10. Mary Anderson, born in Greene County, Alabama, is credited with the invention of windshield wipers. She was granted the patent for her invention in 1903. In 1922, Cadillac became the first car manufacturer to adopt them as standard equipment.
11. Explorer 1 was the first successful U.S. satellite. It was launched on Jupiter C rocket, which was built at the Army Ballistic Missile Agency in Huntsville, Alabama. The satellite was launched on January 31, 1958, from Cape Canaveral, Florida. The satellite orbited Earth every 114.8 minutes, making 12.54 orbits each day.[8,9]
Alabama on the map
12. Did you know that Mobile, Alabama is the birthplace of America’s original Mardi Gras? The parade originated in 1703 in port city.
13. The Vulcan statue, the city symbol of Birmingham, Alabama, is the largest cast iron statue in the world. The 56-foot tall statue (from toe to spear point) depicting the Roman god Vulcan is the world’s largest iron-ore statue. It weighs 101,200 pounds. The statue was designed by the Italian artist Giuseppe Moretti.
14. The Civil Rights Memorial in Montgomery, Alabama, honors those killed in the struggle for racial equality. The memorial also has a timeline of key events and the names of the 40 victims etched in black granite. The memorial was designed by Vietnam Veterans Memorial designer Maya Lin. It is located on an open plaza accessible to visitors 24 hours a day, every day of the week.

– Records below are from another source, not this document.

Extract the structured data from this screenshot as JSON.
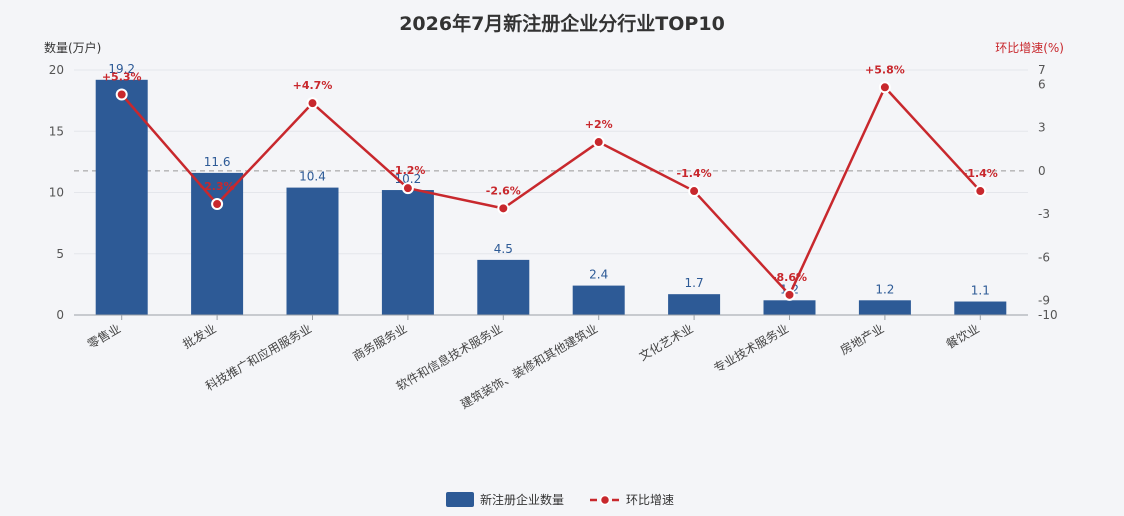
{
  "chart_data": {
    "type": "bar",
    "title": "2026年7月新注册企业分行业TOP10",
    "categories": [
      "零售业",
      "批发业",
      "科技推广和应用服务业",
      "商务服务业",
      "软件和信息技术服务业",
      "建筑装饰、装修和其他建筑业",
      "文化艺术业",
      "专业技术服务业",
      "房地产业",
      "餐饮业"
    ],
    "series": [
      {
        "name": "新注册企业数量",
        "type": "bar",
        "axis": "left",
        "values": [
          19.2,
          11.6,
          10.4,
          10.2,
          4.5,
          2.4,
          1.7,
          1.2,
          1.2,
          1.1
        ],
        "labels": [
          "19.2",
          "11.6",
          "10.4",
          "10.2",
          "4.5",
          "2.4",
          "1.7",
          "1.2",
          "1.2",
          "1.1"
        ],
        "color": "#2d5a96"
      },
      {
        "name": "环比增速",
        "type": "line",
        "axis": "right",
        "values": [
          5.3,
          -2.3,
          4.7,
          -1.2,
          -2.6,
          2.0,
          -1.4,
          -8.6,
          5.8,
          -1.4
        ],
        "labels": [
          "+5.3%",
          "-2.3%",
          "+4.7%",
          "-1.2%",
          "-2.6%",
          "+2%",
          "-1.4%",
          "-8.6%",
          "+5.8%",
          "-1.4%"
        ],
        "color": "#c8282d"
      }
    ],
    "y_left": {
      "label": "数量(万户)",
      "range": [
        0,
        20
      ],
      "ticks": [
        "0",
        "5",
        "10",
        "15",
        "20"
      ]
    },
    "y_right": {
      "label": "环比增速(%)",
      "range": [
        -10,
        7
      ],
      "ticks": [
        "-10",
        "-9",
        "-6",
        "-3",
        "0",
        "3",
        "6",
        "7"
      ],
      "tick_values": [
        -10,
        -9,
        -6,
        -3,
        0,
        3,
        6,
        7
      ],
      "zero_reference_line": true
    },
    "grid": true,
    "legend": "bottom-center",
    "colors": {
      "bar": "#2d5a96",
      "line": "#c8282d",
      "bar_label": "#2d5a96",
      "line_label": "#c8282d"
    }
  }
}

15. Condoleezza Rice, the first African-American women to serve as U.S. secretary of state was born in Birmingham. Note that Birmingham is also the state’s largest city.
16. The nickname the “Yellowhammer State” originates from the fact that the Confederate troops placed yellow trimmings on their uniform during the Civil War. Yellowhammers are the birds with yellow patches under their wings.
17. Did you know that Martin Luther King, Jr. began his career as a local pastor at Dexter Avenue Baptist Church in Montgomery?
18. The Selma-to-Montgomery march in 1965 guaranteed the right to vote to all African Americans. Dr. Martin Luther King Jr. participated in the march. He had recently won the Nobel Peace Prize in 1964, which helped him draw attention to the difficulties faced by black voters, and the need for a national Voting Rights Act.
19. “Until justice rolls down like waters and righteousness like a might steam.” – These are his words that are inscribed on Montogomery’s Civil Rights Memorial.
20. Did you know that on the night of November 12, 1833, a spectacular occurrence of the Leonid meteor shower had been observed in Alabama? The shower was so intense that many people thought that the world is coming to an end. The “night the stars fell” is mentioned in several stories about Ray County.
21. Did you know that Marie Bader, a 26-year-old from Mobile, Alabama, holds the world record for the fastest 10-kilometer run on sand? She completed the remarkable run in 55 minutes and 1 second.
22. In 1910, Wright brothers opened the first-ever in the U.S. civil aviation school on an old cotton plantation on the outskirts of Montgomery, Montgomery County. However, the flight school did not remain operational for a long time due to some problems.
23. Carl Lewis, the famous track-and-field athlete, who won nine Olympic gold medals during the 1980s and ’90s, was born in Birmingham, Alabama. He also won one Olympic silver medal, and 10 World Championships medals, including eight gold.
24. During the first half of the 19th century, cotton and slave labor played a central role in the state’s economy.
26. In 2017, a record 26 million tourists visited Alabama spending an all-time high of $14.3 billion.
27. Talladega Superspeedway, formerly named Alabama International Motor Speedway (AIMS), is a motorsports complex located north of Talladega, Alabama. It is the longest NASCAR oval with a length of 2.66-mile-long (4.281 km).
28. On December 14, 2019, Alabama celebrates its Bicentennial year (marks the completion of 200 years of its statehood).
29. Jesse Owens is an Olympic gold medalist who was born in Oakville, Alabama. He was the son of a sharecropper and grandson of a slave. He won four gold medals at the 1936 Olympic Games in Berlin.